Das kleine Lager, wenn man es so nennen wollte, lag im Schutz eines breiten knorrigen Baumes, der vermutlich genauso alt war, wie es wirkte. Moos überzog seine Rinde und auf den breiten Blättern tanzte bereits das Licht des Feuers mit der heraufziehenden Dunkelheit der Nacht. Nur die Flammen knisterten und hier und da raschelte es zwischen den Bäumen. Von den anderen Söldnern fehlte jede Spur.

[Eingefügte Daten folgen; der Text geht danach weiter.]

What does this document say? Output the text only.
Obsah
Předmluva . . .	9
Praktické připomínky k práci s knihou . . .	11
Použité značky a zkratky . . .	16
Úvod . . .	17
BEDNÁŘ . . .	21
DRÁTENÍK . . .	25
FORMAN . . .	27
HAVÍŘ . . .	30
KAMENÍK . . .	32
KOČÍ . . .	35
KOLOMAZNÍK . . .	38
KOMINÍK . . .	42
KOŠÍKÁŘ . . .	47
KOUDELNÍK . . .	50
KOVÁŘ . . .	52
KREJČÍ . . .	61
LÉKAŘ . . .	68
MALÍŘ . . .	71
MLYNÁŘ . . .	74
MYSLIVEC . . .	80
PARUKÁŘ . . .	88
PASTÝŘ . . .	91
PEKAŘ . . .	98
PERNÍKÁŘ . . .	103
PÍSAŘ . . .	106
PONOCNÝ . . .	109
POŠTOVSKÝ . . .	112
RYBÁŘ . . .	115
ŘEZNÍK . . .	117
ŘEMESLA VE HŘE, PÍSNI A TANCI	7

»Wir sind alleine«, sagte er, faltete ein Tuch auseinander und reichte mir Brot und getrocknetes Fleisch. »Wir konnten das Risiko nicht eingehen, dich mit ins Lager zu nehmen. Immerhin trägst du den Erreger in dir, wenn auch in anderer Form.«
Kurz hielt ich im Kauen inne. Es klang so beiläufig. Nichtig. Als sei nichts weiter dabei. Mein Mund war mit einem Mal entsetzlich trocken. Trotzdem versuchte ich das Stück Brot hinunterzuschlucken, welches auf halben Weg im Hals stecken blieb. Mit Wasser spülte ich nach. Ein fader Nachgeschmack blieb zurück. »Ich wollte niemanden in Gefahr bringen …«
Es war die Wahrheit und doch hatte ich es getan, wieder und wieder. Nicht nur Darren. Ich hatte auch Megan gefährdet, Trent, den Arzt in den Slums infiziert, als er meine Hand versorgt hatte, und wer weiß wen noch. Das Heilmittel war kein Segen, es war ein Fluch, dessen Tragweite ich viel zu spät erkannte. Mein Magen knurrte, aber ich bekam nichts mehr hinunter, weil ich am Ende doch genau das war, was Darren mir vorgeworfen und ich abgestritten hatte: Ein Gefährder.